Theo walks back over to his seat in between what looks like an obvious crack whore and a guy who is so big that he could have been a pro athlete.


“So Theo, tell us why you are here.”

“A few months ago I overdosed on cocaine which resulted in me then no longer doing cocaine. But then a friend of mine came back from the dead and he said “Let’s get fucked up on Coke”and so we did and I’ve been high on coke now for weeks. Last week I overdosed again, which then led to my girlfriend breaking up with me and my sister is trying to take my company from me. So yeah, that just about sums it up.”

“Why do you feel the need to use cocaine?”

“Is that a serious question?”

“Yes it is.”

“Because I enjoy it. Because if feels fucking fantastic. Because who doesn’t love jittery legs, cotton mouth and a limp dick?”

“If you aren’t here to try and get better like everyone else here than I suggest you leave. These meetings are to help people on the road to recovery. They are not a place for you to work on your stand up routine.”

“You’ve got balls Rogers. The truth is I don’t really know why I’m here. I like coke, I have no desire to stop.
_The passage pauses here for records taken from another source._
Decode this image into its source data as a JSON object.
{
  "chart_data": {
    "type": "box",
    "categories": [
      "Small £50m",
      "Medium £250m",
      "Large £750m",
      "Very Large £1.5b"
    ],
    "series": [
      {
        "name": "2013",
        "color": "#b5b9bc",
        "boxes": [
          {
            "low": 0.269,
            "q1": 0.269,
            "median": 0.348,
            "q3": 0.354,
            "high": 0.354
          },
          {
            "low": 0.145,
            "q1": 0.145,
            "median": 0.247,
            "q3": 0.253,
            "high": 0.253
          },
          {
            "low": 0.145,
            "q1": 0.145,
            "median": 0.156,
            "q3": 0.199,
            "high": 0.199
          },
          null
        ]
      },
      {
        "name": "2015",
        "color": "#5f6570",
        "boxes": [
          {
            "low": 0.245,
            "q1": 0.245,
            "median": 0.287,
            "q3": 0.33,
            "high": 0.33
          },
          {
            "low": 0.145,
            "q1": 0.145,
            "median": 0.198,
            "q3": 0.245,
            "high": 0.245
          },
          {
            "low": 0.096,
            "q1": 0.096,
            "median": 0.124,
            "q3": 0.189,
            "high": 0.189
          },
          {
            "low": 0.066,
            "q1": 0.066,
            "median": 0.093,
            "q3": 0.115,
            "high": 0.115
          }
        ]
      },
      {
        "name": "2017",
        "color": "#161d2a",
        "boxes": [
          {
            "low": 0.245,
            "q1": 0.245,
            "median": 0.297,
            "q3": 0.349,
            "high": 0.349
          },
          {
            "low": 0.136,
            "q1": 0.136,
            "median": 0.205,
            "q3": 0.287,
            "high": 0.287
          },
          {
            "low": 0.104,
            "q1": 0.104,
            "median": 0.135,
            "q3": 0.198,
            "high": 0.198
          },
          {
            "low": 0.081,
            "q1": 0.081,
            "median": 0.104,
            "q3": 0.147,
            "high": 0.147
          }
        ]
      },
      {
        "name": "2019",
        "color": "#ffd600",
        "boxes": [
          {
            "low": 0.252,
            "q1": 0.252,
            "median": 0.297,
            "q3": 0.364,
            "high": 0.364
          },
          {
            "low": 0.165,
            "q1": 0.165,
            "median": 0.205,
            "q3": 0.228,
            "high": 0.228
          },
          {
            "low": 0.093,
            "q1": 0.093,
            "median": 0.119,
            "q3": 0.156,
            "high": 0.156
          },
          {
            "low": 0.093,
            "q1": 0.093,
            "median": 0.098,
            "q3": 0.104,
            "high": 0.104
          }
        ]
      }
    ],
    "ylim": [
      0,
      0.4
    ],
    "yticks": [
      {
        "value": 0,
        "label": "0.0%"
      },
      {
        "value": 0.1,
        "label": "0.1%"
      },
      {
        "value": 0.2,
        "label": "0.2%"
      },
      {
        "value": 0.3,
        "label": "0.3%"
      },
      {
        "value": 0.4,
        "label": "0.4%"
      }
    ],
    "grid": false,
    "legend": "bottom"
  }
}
Now that I no longer have a girlfriend who is staunchly opposed to the recreational use of the drug I have no real reason to stop.”

“You mean other than the fact that it will kill you?”

“We all die somehow.”

“That’s a very bleak way to look at things.”

“I prefer bleak over rosy, less disappointment that way.”

“Tell you what, how about we take a little break and maybe after the break Theo will see what we are truly trying to do here and either take part in it with us, or leave us all together.”


All at once the group gets up and heads over to the metal folding table that has a coffee machine set up on it. Theo casually strolls by the table surveying the situation. Before he can make it completely past the table the woman that he was sitting next to approaches him, her face looking like a used up old catcher’s mitt.


“You wanna get out here?”

“With you?”

“Yeah. I know who you are. I’ll suck your cock for Fifty Bucks.”

“Only Fifty? This cock is worth at least Five Hundred.”

“Really? I’ll definitely suck your cock for $500.”

“No, you have mistaken me. I’ll let you give me $500 to suck it.”

“What? That’s crazy. I’m not paying you to suck your cock.”

“Your loss.”

“You’re crazy you know that?”

“Hey you approached me lady. You don’t want to do business then move it along.”

“What are you gay? Who turns down a blowjob?”

“Someone who prefers his cock to be STD free and judging by that mouth of yours there is no way you are clean.”

“I ain’t got no flare ups right now so we good.”

“That’s gross.”

“Hey man you don’t have to be a dick about it.”

“Look at me. Now look at you. Do I look like the kind of guy who picks up tail at an N.A meeting, especially ones that involve woman that are clearly crack whores with busted mouths and track marks?”

“Fuck you man.”

“Charming but I’ll pass. Oh by the way, I got a guy who can do something about those teeth. Here, take his card.”


Theo reaches into his coat pocket and pulls out Frodo’s business cards. He hands one to the crack hoe and then proceeds to make his rounds amongst the other members of the meeting, handing cards to all of them as well. Some of them rip the card up in disgust and toss the pieces on the ground, others look around to make sure no one is watching them and then pocket the cards for later use. Once Theo has made sure that everyone in the group received a card he departs the room and then the building. Frodo is leaning up against a car waiting for Theo.


“Did you pass out my cards?”

“Yes.”

“Excellent. Hey did you hear I fucked Ann Thraxx to death?”

“And you are happy about this?”

“Yeah man, you ever fuck a chick to death?”

“No. I’ve also never fucked a disgusting pig either, so there are a few things you and I do differently. Have you gotten yourself checked out yet? That chick looked like she had all kinds of gross diseases.”

“Have some respect for the dead man.”

“A rapist with a moral conscious, that’s different.”

“I’m not a raper. I only raped Peter. Besides he liked it.”

“Whatever helps you sleep at night.”

“Exactly. Well, that and the fist full of Ambien.”

“You ready for that coffee?”

“Yeah, but before we do that, I can see sadness behind those eyes. Talk to Frodo.”